Main Street Economy Spitting In The Ocean

DNR secretary quizzed on state’s oyster program…

That’s the headline in the Sunday edition of our hometown newspaper, The Star-Democrat. As is so often the case in local papers with a clientele to consider, it is commentary posing as reporting. Its author betrays his preferences in his first sentence, noting that, in this fight it is "watermen against bureaucrats".

Gosh, I wonder which side he is on. The free-ranging, hardworking, last-of-the-cowboys watermen, or the faceless, mindless, paper-pushing bureaucrats?

Let’s think about those bureaucrats. Could they also be described as resource managers? Paid stewards of natural endowments that belong to all the people of Maryland? Are they the ones who are supposed to use the best empirical information available to make informed decisions for managing fishery resources?

If you were going to describe the bureaucrats that way, then you would then have to take a second look at the watermen. Free to do what? Harvest oysters that are only there because of stocking efforts financed by the taxpayers of the state (and implemented by those bureaucrats)? Free to continue harvesting oysters just as hard as they please, regardless of whether stocks are being decimated by diseases in addition to their harvesting? Free to fish the resource down to nothing?
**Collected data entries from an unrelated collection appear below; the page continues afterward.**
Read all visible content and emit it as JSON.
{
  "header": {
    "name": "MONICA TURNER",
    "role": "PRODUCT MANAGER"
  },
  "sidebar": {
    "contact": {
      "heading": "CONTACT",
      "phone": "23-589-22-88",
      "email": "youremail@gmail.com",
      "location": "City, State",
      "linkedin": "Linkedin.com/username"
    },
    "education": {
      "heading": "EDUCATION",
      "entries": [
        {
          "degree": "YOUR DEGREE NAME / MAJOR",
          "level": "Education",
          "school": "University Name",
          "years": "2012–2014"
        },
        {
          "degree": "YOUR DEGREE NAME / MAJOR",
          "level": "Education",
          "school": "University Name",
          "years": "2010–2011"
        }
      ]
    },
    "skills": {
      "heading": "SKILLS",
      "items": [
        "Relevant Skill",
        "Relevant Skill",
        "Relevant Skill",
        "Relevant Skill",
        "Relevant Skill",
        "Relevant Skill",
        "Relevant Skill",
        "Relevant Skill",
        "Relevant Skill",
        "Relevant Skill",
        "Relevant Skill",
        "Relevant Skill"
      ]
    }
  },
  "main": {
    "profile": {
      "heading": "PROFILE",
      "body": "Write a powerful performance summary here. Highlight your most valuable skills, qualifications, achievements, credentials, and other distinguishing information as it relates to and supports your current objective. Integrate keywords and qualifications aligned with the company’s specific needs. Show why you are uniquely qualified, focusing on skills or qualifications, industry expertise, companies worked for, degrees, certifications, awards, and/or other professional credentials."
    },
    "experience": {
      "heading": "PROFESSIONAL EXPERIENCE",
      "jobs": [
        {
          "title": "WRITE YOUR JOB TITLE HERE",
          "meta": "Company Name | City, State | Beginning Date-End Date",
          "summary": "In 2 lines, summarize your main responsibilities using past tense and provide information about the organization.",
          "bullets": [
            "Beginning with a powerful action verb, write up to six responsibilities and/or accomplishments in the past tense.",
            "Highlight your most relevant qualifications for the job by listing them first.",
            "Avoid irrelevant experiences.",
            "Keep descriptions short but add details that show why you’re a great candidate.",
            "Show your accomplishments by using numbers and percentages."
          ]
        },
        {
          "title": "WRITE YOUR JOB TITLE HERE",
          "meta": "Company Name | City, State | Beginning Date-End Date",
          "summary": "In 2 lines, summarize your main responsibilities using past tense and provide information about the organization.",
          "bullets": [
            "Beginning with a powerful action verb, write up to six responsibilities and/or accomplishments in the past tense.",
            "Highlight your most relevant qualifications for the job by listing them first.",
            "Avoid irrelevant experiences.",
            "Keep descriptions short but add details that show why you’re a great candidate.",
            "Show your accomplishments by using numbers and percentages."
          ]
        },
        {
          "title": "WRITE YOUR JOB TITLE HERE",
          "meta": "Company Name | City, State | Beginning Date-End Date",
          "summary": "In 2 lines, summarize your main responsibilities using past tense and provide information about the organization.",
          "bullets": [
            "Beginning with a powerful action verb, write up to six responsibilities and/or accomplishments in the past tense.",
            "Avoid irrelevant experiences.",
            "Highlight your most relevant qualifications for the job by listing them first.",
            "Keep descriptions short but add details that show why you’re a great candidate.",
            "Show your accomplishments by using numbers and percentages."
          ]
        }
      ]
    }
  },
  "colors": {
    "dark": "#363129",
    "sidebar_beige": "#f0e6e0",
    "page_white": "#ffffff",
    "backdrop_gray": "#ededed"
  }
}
After briefly describing the State’s plan to encourage aquaculture, close some productive bottom, and more carefully managing oyster harvests in the wild fishery, the article goes on to report a series of self-serving options and opinions from watermen with a vested interest in the outcome. More power dredging, better shell, let us be in on all of the decisions, etc.
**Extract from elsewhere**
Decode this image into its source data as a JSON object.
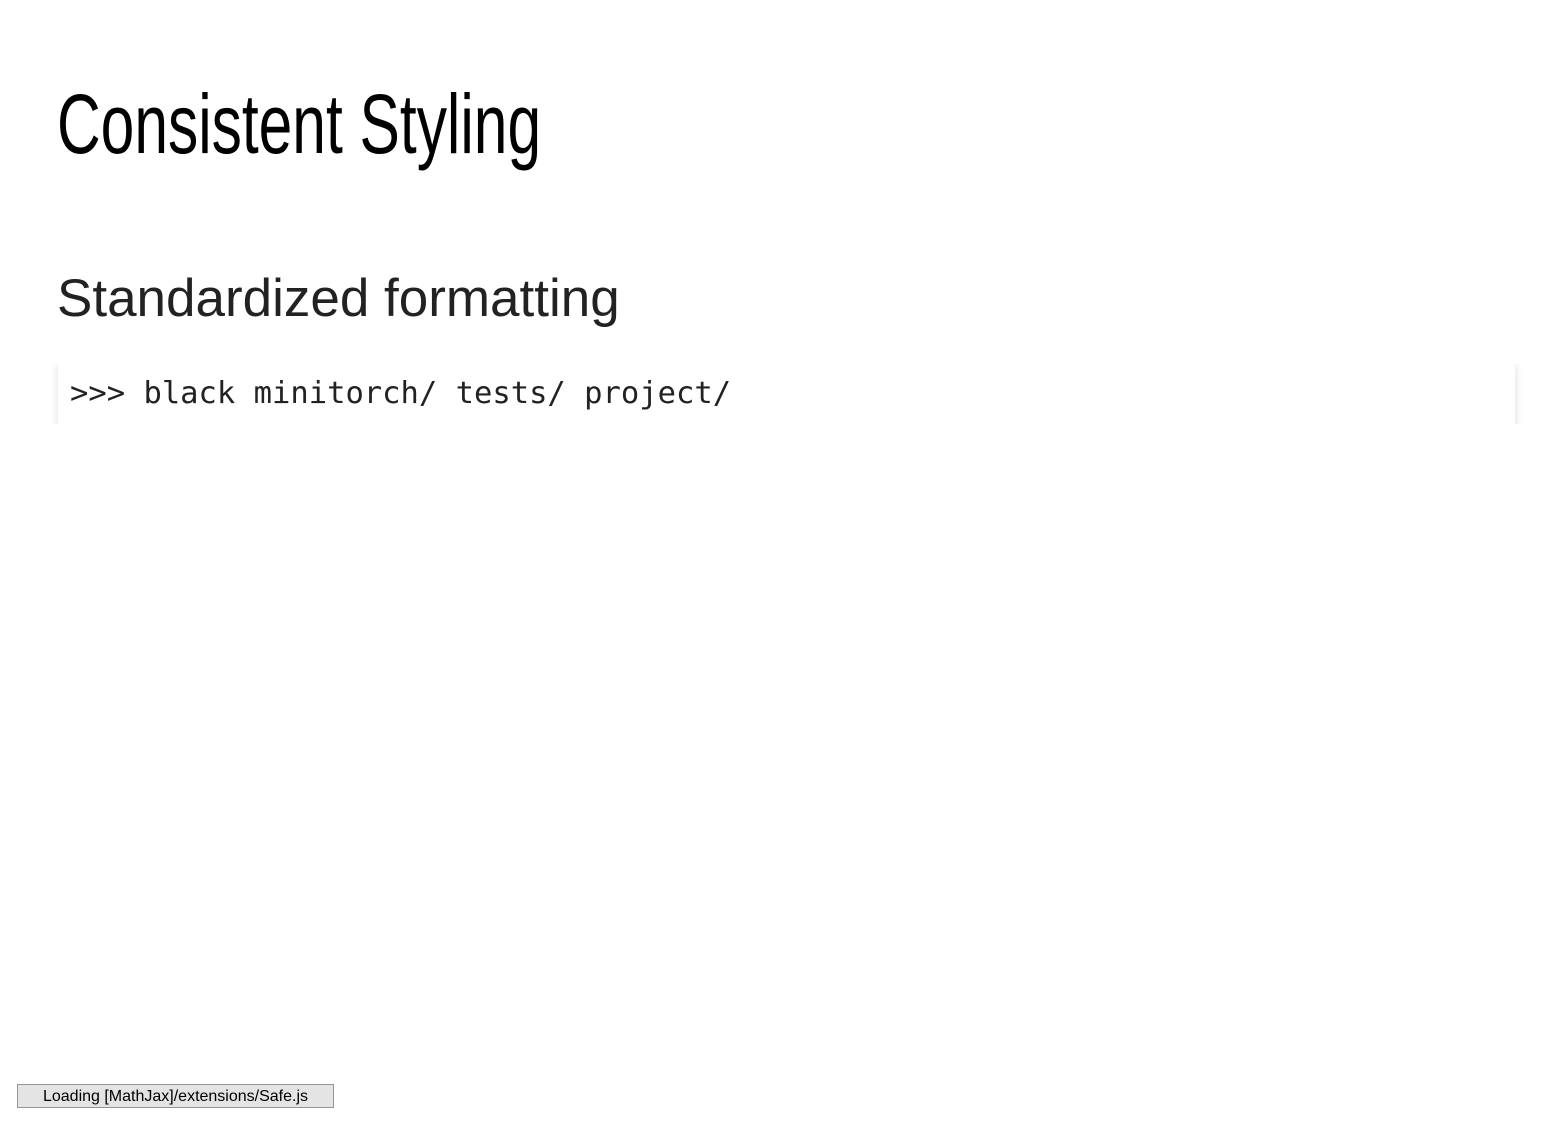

This listing is familiar to anyone who has traveled among watermen and DNR staff and runs very true to the incentives that motivate either group. The watermen care about the current year, because now is when they have to pay the mortgage. The DNR staffer is told to manage over a longer time horizon than just the current season. Now that we are about at the end of the oyster fishery, managers have determined that it is time to take the hard choices. But the waterman still has to pay his mortgage. And, the folks at DNR will still be drawing their salaries, regardless.

There is something inequitable about being on the short end of the stick. Nobody likes it. But allowing watermen to hit oysters as hard as they want is what has gotten us where we are today. Allowing them to continue to drive down stocks may provide a few of them sustenance this year, but the price that we pay for that is fewer oysters next year, and the year after that. If we want to change where we are heading, we will have to change what we are doing.

Three years ago, when I was describing the situation in Maryland’s oyster fishery to a couple of friends, they both agreed that it would soon get down to what the buy-out price would be. I guess it depends on your definition of how long "soon" takes to get here, but it seems to me that this discussion hasn’t really started yet. How rotten do the taxpayers feel about the bad luck of those watermen who have come along at the end of the party? What do we think is an "equitable" fix for their bad luck?